How possible is the following use case with Meltan...
# getting-started
g
How possible is the following use case with Meltano? We have one API data source we want to extract from, let's say it provides 4 fields in its payload:
Copy code
{
  "field_1": "value_1",
  "field_2": "value_2",
  "field_3": "value_3",
  "field_4": "value_4"
}
We want to send data from 2 of these fields to Table A:
Copy code
| field_1 | field_2 |
And send one of the other fields to Table B:
Copy code
| field_4 |
We don't want to hit the API for the data twice (once for each table), because the API provides all the data we need in a single extraction. We'd rather parse the payload and redirect part of it to a second table (ie, field_4 to Table B), and ignore field_3 altogether. Any thoughts?
e
Hi Garret! I think you could use stream maps for that with a config like:
Copy code
{
  "stream_maps": {
    "stream_2": {
      "__source__": "stream_1",
      "field_4": "field_4",
      "__else__": null
    },
    "stream_1": {
      "field_1": "field_1",
      "field_2": "field_2",
      "__else__": null
    }
  }
}
g
That could be just what I'm looking for, thanks! I'm a bit confused as to where to put this config though. We have created custom taps with our own Tap and Stream classes that override some of the default methods. Would this config be a property of our custom Stream class?
e
You would put this in the tap config option, e.g.
--config config.json
or if you’re using Meltano you can something like
Copy code
plugins:
  extractors:
  - name: your-tap
    config:
      stream_maps: ...
g
Amazing, thank you!
e
Np, do let me know how it goes!
g
I think I'm missing something. I set my meltano.yml file up like this:
Copy code
plugins:
  extractors:
    - name: tap-my-custom-tap
      config:
        stream_maps:
          stream_1:
            id: "id"
            ... # all my other fields
          stream_2:
            __source__: "stream_1"
            ... # more fields
I run my job like this:
Copy code
meltano --log-level info elt tap-my-custom-tap target-postgres --state-id my-state-id --select stream_1 --select stream_2
And 2 issues arise: 1. The field names are being parsed as simpleeval commands, and aren't recognized (
singer_sdk.exceptions.MapExpressionError: Failed to evaluate simpleeval expressions id.
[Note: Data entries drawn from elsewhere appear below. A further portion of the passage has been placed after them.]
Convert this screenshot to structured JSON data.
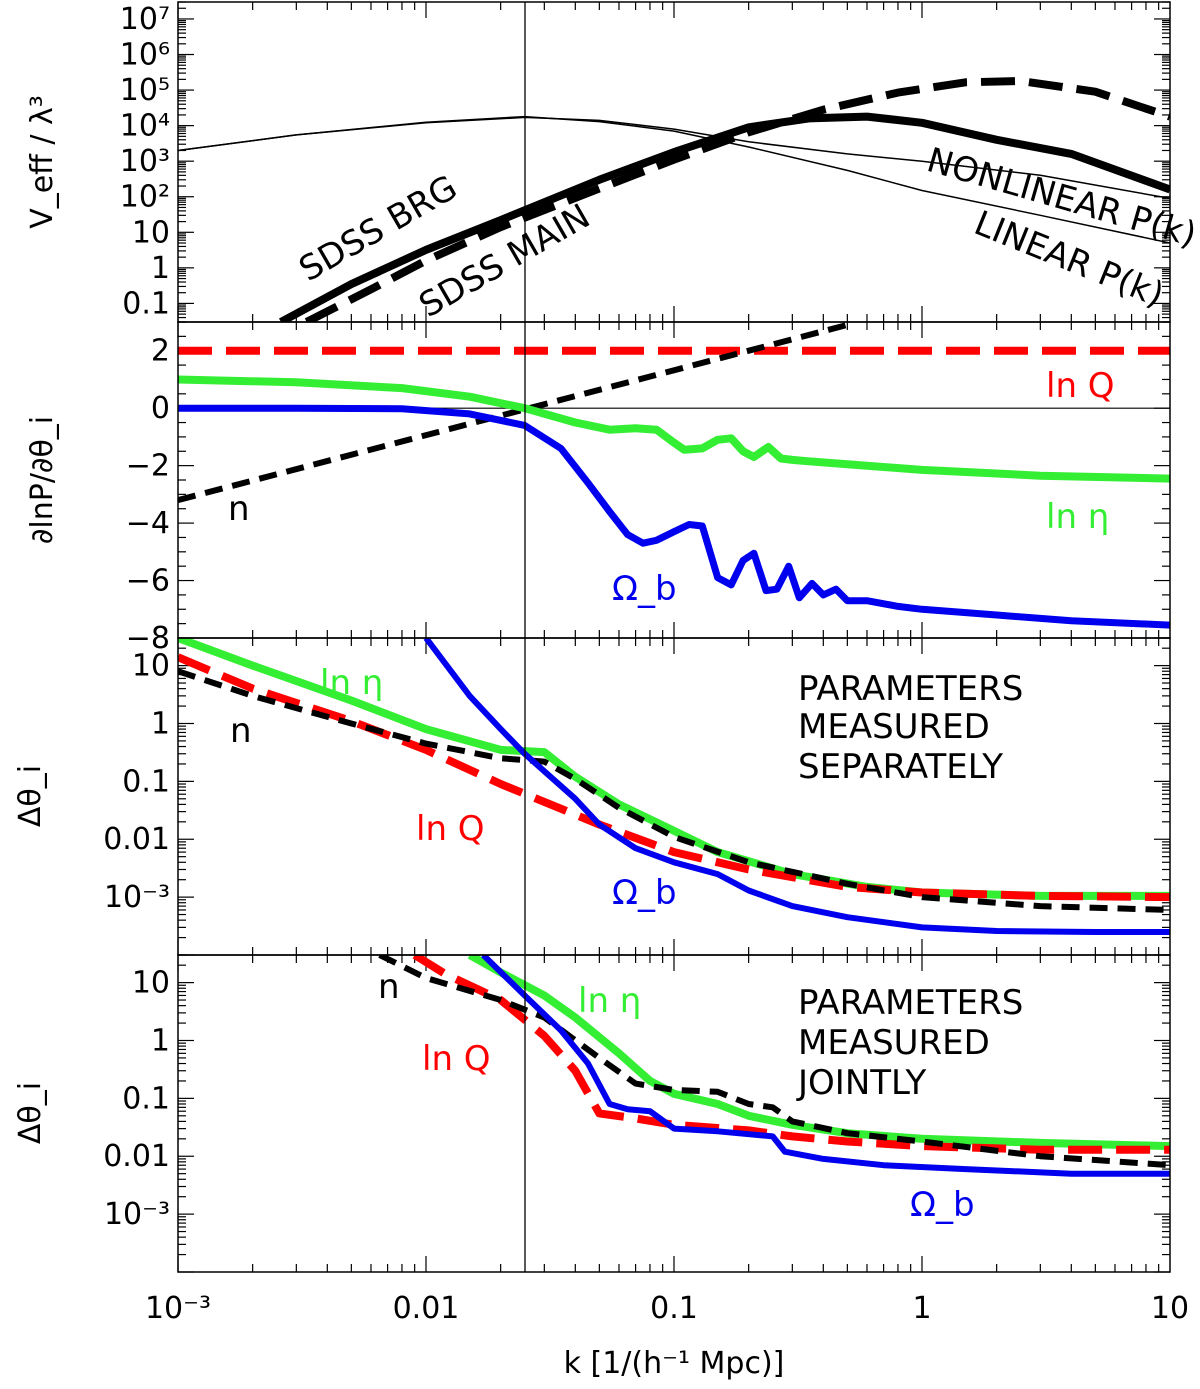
{
  "colors": {
    "black": "#000000",
    "red": "#ff0000",
    "green": "#33ee33",
    "blue": "#0000ee"
  },
  "chart_data": [
    {
      "type": "line",
      "id": "veff",
      "xscale": "log",
      "yscale": "log",
      "xlim": [
        0.001,
        10
      ],
      "ylim": [
        0.03,
        30000000
      ],
      "ylabel": "V_eff / λ³",
      "yticks": [
        {
          "v": 0.1,
          "label": "0.1"
        },
        {
          "v": 1,
          "label": "1"
        },
        {
          "v": 10,
          "label": "10"
        },
        {
          "v": 100,
          "label": "10²"
        },
        {
          "v": 1000,
          "label": "10³"
        },
        {
          "v": 10000,
          "label": "10⁴"
        },
        {
          "v": 100000,
          "label": "10⁵"
        },
        {
          "v": 1000000,
          "label": "10⁶"
        },
        {
          "v": 10000000,
          "label": "10⁷"
        }
      ],
      "series": [
        {
          "name": "SDSS BRG",
          "color": "black",
          "style": "solid",
          "width": 8,
          "x": [
            0.0026,
            0.005,
            0.01,
            0.02,
            0.05,
            0.1,
            0.2,
            0.35,
            0.6,
            1,
            2,
            4,
            10
          ],
          "y": [
            0.03,
            0.35,
            3.2,
            22,
            300,
            1800,
            9000,
            16000,
            18000,
            12000,
            4000,
            1600,
            160
          ]
        },
        {
          "name": "SDSS MAIN",
          "color": "black",
          "style": "dashed",
          "width": 8,
          "x": [
            0.0033,
            0.006,
            0.01,
            0.02,
            0.05,
            0.1,
            0.2,
            0.4,
            0.8,
            1.5,
            2.5,
            5,
            10
          ],
          "y": [
            0.03,
            0.25,
            1.6,
            14,
            170,
            1100,
            6500,
            28000,
            85000,
            165000,
            180000,
            90000,
            18000
          ]
        },
        {
          "name": "NONLINEAR P(k)",
          "color": "black",
          "style": "solid",
          "width": 1.5,
          "x": [
            0.001,
            0.003,
            0.01,
            0.025,
            0.05,
            0.1,
            0.2,
            0.5,
            1,
            3,
            10
          ],
          "y": [
            2000,
            5500,
            12000,
            17000,
            14000,
            8000,
            3500,
            1600,
            1000,
            400,
            90
          ]
        },
        {
          "name": "LINEAR P(k)",
          "color": "black",
          "style": "solid",
          "width": 1.5,
          "x": [
            0.001,
            0.003,
            0.01,
            0.025,
            0.05,
            0.1,
            0.2,
            0.5,
            1,
            3,
            10
          ],
          "y": [
            2000,
            5500,
            12500,
            18000,
            13000,
            7000,
            2500,
            550,
            150,
            30,
            5
          ]
        }
      ],
      "annotations": [
        {
          "text": "SDSS BRG",
          "color": "black"
        },
        {
          "text": "SDSS MAIN",
          "color": "black"
        },
        {
          "text": "NONLINEAR P(k)",
          "color": "black"
        },
        {
          "text": "LINEAR P(k)",
          "color": "black"
        }
      ]
    },
    {
      "type": "line",
      "id": "derivs",
      "xscale": "linear-log",
      "yscale": "linear",
      "xlim": [
        0.001,
        10
      ],
      "ylim": [
        -8,
        3
      ],
      "ylabel": "∂lnP/∂θ_i",
      "yticks": [
        {
          "v": 2,
          "label": "2"
        },
        {
          "v": 0,
          "label": "0"
        },
        {
          "v": -2,
          "label": "−2"
        },
        {
          "v": -4,
          "label": "−4"
        },
        {
          "v": -6,
          "label": "−6"
        },
        {
          "v": -8,
          "label": "−8"
        }
      ],
      "series": [
        {
          "name": "ln Q",
          "color": "red",
          "style": "dashed",
          "width": 8,
          "x": [
            0.001,
            10
          ],
          "y": [
            2,
            2
          ]
        },
        {
          "name": "n",
          "color": "black",
          "style": "dashed",
          "width": 6,
          "x": [
            0.001,
            0.5
          ],
          "y": [
            -3.2,
            2.9
          ]
        },
        {
          "name": "ln η",
          "color": "green",
          "style": "solid",
          "width": 8,
          "x": [
            0.001,
            0.003,
            0.008,
            0.015,
            0.025,
            0.04,
            0.055,
            0.07,
            0.085,
            0.1,
            0.11,
            0.13,
            0.15,
            0.17,
            0.19,
            0.21,
            0.24,
            0.27,
            0.3,
            0.35,
            0.5,
            1,
            3,
            10
          ],
          "y": [
            1,
            0.9,
            0.7,
            0.4,
            0,
            -0.5,
            -0.75,
            -0.7,
            -0.75,
            -1.2,
            -1.45,
            -1.4,
            -1.1,
            -1.05,
            -1.5,
            -1.7,
            -1.35,
            -1.75,
            -1.8,
            -1.85,
            -1.95,
            -2.15,
            -2.35,
            -2.45
          ]
        },
        {
          "name": "Ω_b",
          "color": "blue",
          "style": "solid",
          "width": 7,
          "x": [
            0.001,
            0.003,
            0.008,
            0.015,
            0.025,
            0.035,
            0.045,
            0.055,
            0.065,
            0.075,
            0.085,
            0.1,
            0.115,
            0.13,
            0.15,
            0.17,
            0.19,
            0.21,
            0.235,
            0.26,
            0.29,
            0.32,
            0.36,
            0.4,
            0.45,
            0.5,
            0.6,
            0.8,
            1,
            2,
            4,
            10
          ],
          "y": [
            0,
            0,
            -0.02,
            -0.2,
            -0.6,
            -1.4,
            -2.6,
            -3.6,
            -4.4,
            -4.7,
            -4.6,
            -4.3,
            -4.05,
            -4.1,
            -5.9,
            -6.15,
            -5.3,
            -5.05,
            -6.35,
            -6.3,
            -5.5,
            -6.6,
            -6.1,
            -6.5,
            -6.3,
            -6.7,
            -6.7,
            -6.9,
            -7.0,
            -7.2,
            -7.4,
            -7.55
          ]
        }
      ],
      "annotations": [
        {
          "text": "ln Q",
          "color": "red"
        },
        {
          "text": "ln η",
          "color": "green"
        },
        {
          "text": "n",
          "color": "black"
        },
        {
          "text": "Ω_b",
          "color": "blue"
        }
      ]
    },
    {
      "type": "line",
      "id": "separate",
      "xscale": "log",
      "yscale": "log",
      "xlim": [
        0.001,
        10
      ],
      "ylim": [
        0.0001,
        30
      ],
      "ylabel": "Δθ_i",
      "yticks": [
        {
          "v": 10,
          "label": "10"
        },
        {
          "v": 1,
          "label": "1"
        },
        {
          "v": 0.1,
          "label": "0.1"
        },
        {
          "v": 0.01,
          "label": "0.01"
        },
        {
          "v": 0.001,
          "label": "10⁻³"
        }
      ],
      "series": [
        {
          "name": "ln η",
          "color": "green",
          "style": "solid",
          "width": 8,
          "x": [
            0.001,
            0.002,
            0.005,
            0.01,
            0.02,
            0.03,
            0.04,
            0.06,
            0.1,
            0.15,
            0.3,
            0.6,
            1,
            3,
            10
          ],
          "y": [
            30,
            10,
            2.5,
            0.8,
            0.35,
            0.32,
            0.12,
            0.04,
            0.014,
            0.006,
            0.0025,
            0.0015,
            0.0012,
            0.00105,
            0.00105
          ]
        },
        {
          "name": "ln Q",
          "color": "red",
          "style": "dashed",
          "width": 8,
          "x": [
            0.001,
            0.002,
            0.005,
            0.01,
            0.02,
            0.05,
            0.1,
            0.2,
            0.5,
            1,
            3,
            10
          ],
          "y": [
            14,
            4,
            1.1,
            0.35,
            0.09,
            0.018,
            0.006,
            0.003,
            0.0015,
            0.0012,
            0.00105,
            0.001
          ]
        },
        {
          "name": "n",
          "color": "black",
          "style": "dashed",
          "width": 6,
          "x": [
            0.001,
            0.002,
            0.005,
            0.01,
            0.02,
            0.03,
            0.04,
            0.06,
            0.1,
            0.2,
            0.5,
            1,
            3,
            10
          ],
          "y": [
            8,
            3,
            1,
            0.45,
            0.25,
            0.22,
            0.11,
            0.035,
            0.011,
            0.004,
            0.0017,
            0.001,
            0.0007,
            0.0006
          ]
        },
        {
          "name": "Ω_b",
          "color": "blue",
          "style": "solid",
          "width": 6,
          "x": [
            0.01,
            0.015,
            0.02,
            0.025,
            0.03,
            0.04,
            0.05,
            0.07,
            0.1,
            0.15,
            0.2,
            0.3,
            0.5,
            1,
            2,
            5,
            10
          ],
          "y": [
            30,
            3,
            0.8,
            0.3,
            0.15,
            0.05,
            0.018,
            0.007,
            0.004,
            0.0025,
            0.0013,
            0.0007,
            0.00045,
            0.0003,
            0.00026,
            0.00025,
            0.00025
          ]
        }
      ],
      "annotations": [
        {
          "text": "ln η",
          "color": "green"
        },
        {
          "text": "n",
          "color": "black"
        },
        {
          "text": "ln Q",
          "color": "red"
        },
        {
          "text": "Ω_b",
          "color": "blue"
        },
        {
          "text": "PARAMETERS",
          "color": "black"
        },
        {
          "text": "MEASURED",
          "color": "black"
        },
        {
          "text": "SEPARATELY",
          "color": "black"
        }
      ]
    },
    {
      "type": "line",
      "id": "joint",
      "xscale": "log",
      "yscale": "log",
      "xlim": [
        0.001,
        10
      ],
      "ylim": [
        0.0001,
        30
      ],
      "ylabel": "Δθ_i",
      "xlabel": "k [1/(h⁻¹ Mpc)]",
      "xticks": [
        {
          "v": 0.001,
          "label": "10⁻³"
        },
        {
          "v": 0.01,
          "label": "0.01"
        },
        {
          "v": 0.1,
          "label": "0.1"
        },
        {
          "v": 1,
          "label": "1"
        },
        {
          "v": 10,
          "label": "10"
        }
      ],
      "yticks": [
        {
          "v": 10,
          "label": "10"
        },
        {
          "v": 1,
          "label": "1"
        },
        {
          "v": 0.1,
          "label": "0.1"
        },
        {
          "v": 0.01,
          "label": "0.01"
        },
        {
          "v": 0.001,
          "label": "10⁻³"
        }
      ],
      "series": [
        {
          "name": "ln η",
          "color": "green",
          "style": "solid",
          "width": 8,
          "x": [
            0.015,
            0.02,
            0.03,
            0.04,
            0.06,
            0.08,
            0.1,
            0.15,
            0.2,
            0.3,
            0.5,
            1,
            3,
            10
          ],
          "y": [
            30,
            15,
            6,
            2.5,
            0.6,
            0.2,
            0.12,
            0.08,
            0.05,
            0.035,
            0.025,
            0.02,
            0.017,
            0.015
          ]
        },
        {
          "name": "ln Q",
          "color": "red",
          "style": "dashed",
          "width": 8,
          "x": [
            0.009,
            0.012,
            0.02,
            0.03,
            0.04,
            0.05,
            0.07,
            0.1,
            0.2,
            0.3,
            0.5,
            1,
            3,
            10
          ],
          "y": [
            30,
            14,
            5,
            1.2,
            0.3,
            0.055,
            0.045,
            0.035,
            0.028,
            0.022,
            0.018,
            0.015,
            0.013,
            0.013
          ]
        },
        {
          "name": "n",
          "color": "black",
          "style": "dashed",
          "width": 6,
          "x": [
            0.0065,
            0.01,
            0.02,
            0.03,
            0.05,
            0.07,
            0.1,
            0.15,
            0.2,
            0.25,
            0.3,
            0.5,
            1,
            3,
            10
          ],
          "y": [
            30,
            12,
            5,
            2.5,
            0.5,
            0.18,
            0.14,
            0.13,
            0.08,
            0.07,
            0.04,
            0.025,
            0.018,
            0.01,
            0.007
          ]
        },
        {
          "name": "Ω_b",
          "color": "blue",
          "style": "solid",
          "width": 6,
          "x": [
            0.017,
            0.025,
            0.035,
            0.045,
            0.055,
            0.065,
            0.08,
            0.1,
            0.15,
            0.25,
            0.28,
            0.4,
            0.7,
            1.5,
            4,
            10
          ],
          "y": [
            30,
            6,
            1.5,
            0.4,
            0.08,
            0.065,
            0.06,
            0.03,
            0.027,
            0.022,
            0.012,
            0.009,
            0.007,
            0.006,
            0.005,
            0.005
          ]
        }
      ],
      "annotations": [
        {
          "text": "n",
          "color": "black"
        },
        {
          "text": "ln Q",
          "color": "red"
        },
        {
          "text": "ln η",
          "color": "green"
        },
        {
          "text": "Ω_b",
          "color": "blue"
        },
        {
          "text": "PARAMETERS",
          "color": "black"
        },
        {
          "text": "MEASURED",
          "color": "black"
        },
        {
          "text": "JOINTLY",
          "color": "black"
        }
      ]
    }
  ]
}
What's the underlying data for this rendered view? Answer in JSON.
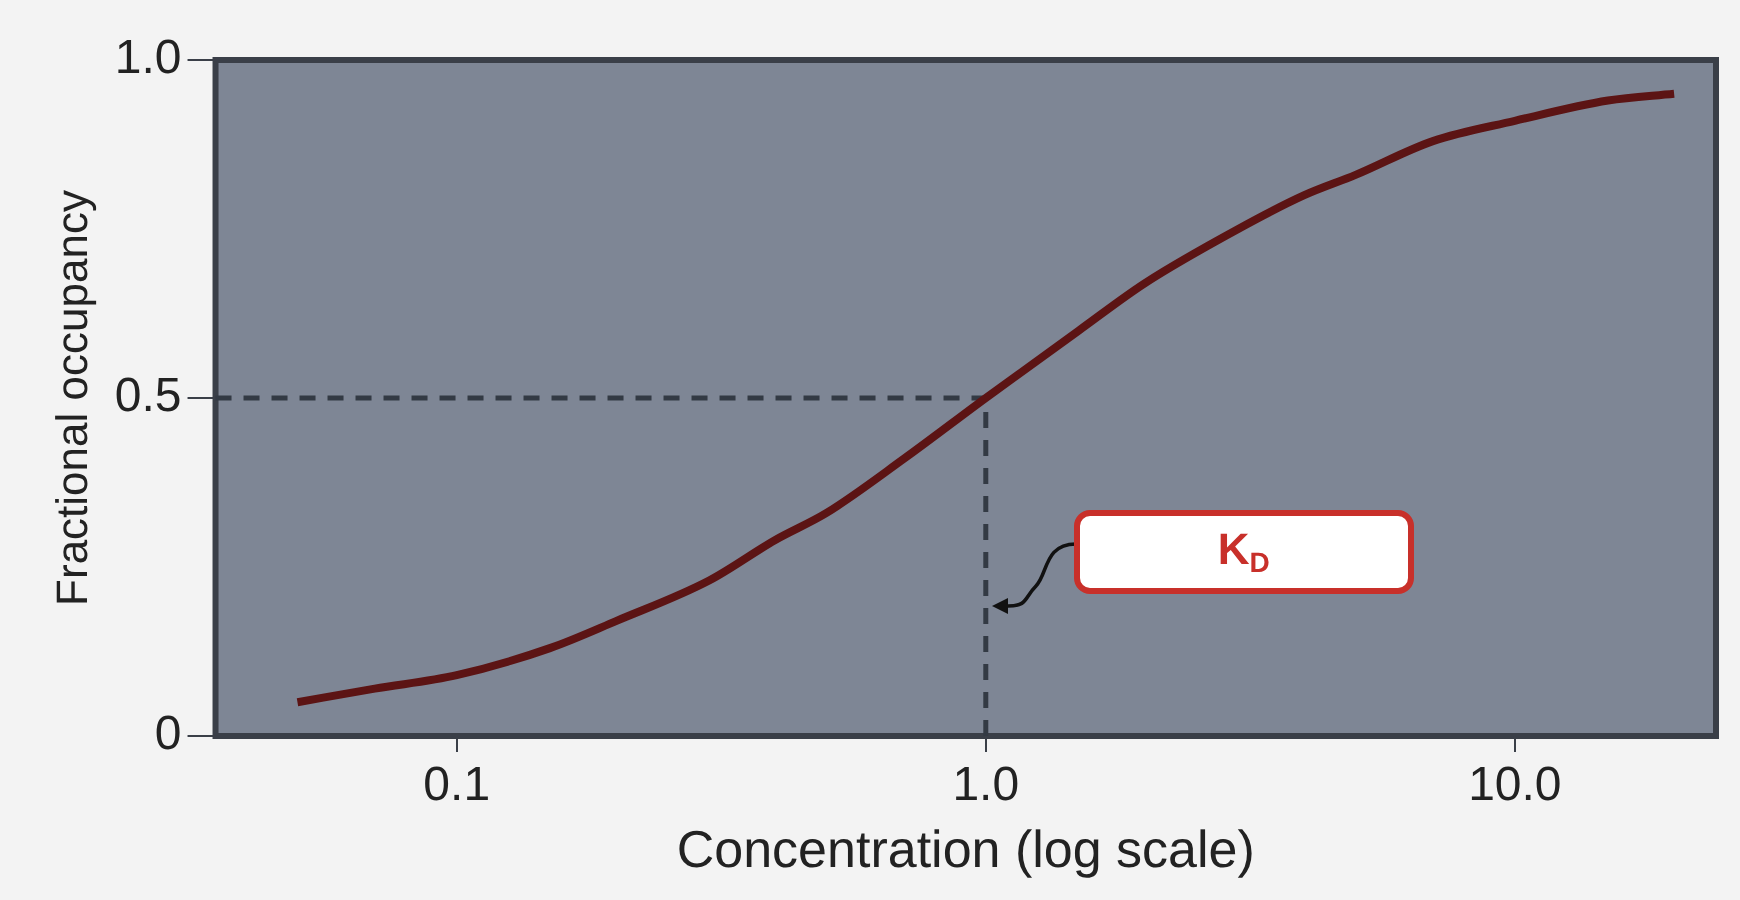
{
  "chart_data": {
    "type": "line",
    "xlabel": "Concentration (log scale)",
    "ylabel": "Fractional occupancy",
    "x": [
      0.05,
      0.07,
      0.1,
      0.15,
      0.2,
      0.3,
      0.4,
      0.5,
      0.7,
      1,
      1.5,
      2,
      3,
      4,
      5,
      7,
      10,
      15,
      20
    ],
    "series": [
      {
        "color": "#5c1414",
        "values": [
          0.05,
          0.07,
          0.09,
          0.13,
          0.17,
          0.23,
          0.29,
          0.33,
          0.41,
          0.5,
          0.6,
          0.67,
          0.75,
          0.8,
          0.83,
          0.88,
          0.91,
          0.94,
          0.95
        ]
      }
    ],
    "log": "x",
    "xlim": [
      0.035,
      24
    ],
    "xticks": [
      0.1,
      {
        "value": 1,
        "label": "1.0"
      },
      {
        "value": 10,
        "label": "10.0"
      }
    ],
    "ylim": [
      0,
      1
    ],
    "yticks": [
      0,
      0.5,
      {
        "value": 1,
        "label": "1.0"
      }
    ],
    "ref_lines": [
      {
        "axis": "y",
        "value": 0.5,
        "line_style": "dashed",
        "color": "#333a44"
      },
      {
        "axis": "x",
        "value": 1,
        "line_style": "dashed",
        "color": "#333a44"
      }
    ],
    "annotations": [
      "K$_{D}$"
    ],
    "grid": false,
    "legend": false,
    "marker": "none",
    "line_style": "solid"
  }
}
) 2. Both streams hit the API for the data. I imagine there's some other config I need set up so stream_1 always hits the API for data, and stream_2 only hits the API if it is the only stream selected, otherwise it should use the same data from stream_1's run
e
Ok, so a couple of notes: 1.
--select
does not currently work with streams generated by stream maps, only with the original streams (has to do with the singer catalog). You can see which streams are those by running
meltano select tap-my-custom-tap --list --all
2. Make sure you’re referencing an existing stream, e.g. if the original stream single stream in your tap is
my_stream
(which is only extracted once, but you want to split each record into two) you’d need a config like this:
Copy code
plugins:
  extractors:
    - name: tap-my-custom-tap
      config:
        stream_maps:
          my_stream:
            id: "id"
            ... # all my other fields
          new_stream:
            __source__: "my_stream"
            ... # more fields
The tap would only be hitting the API for
my_stream
, and stream maps only work on the already-extracted record.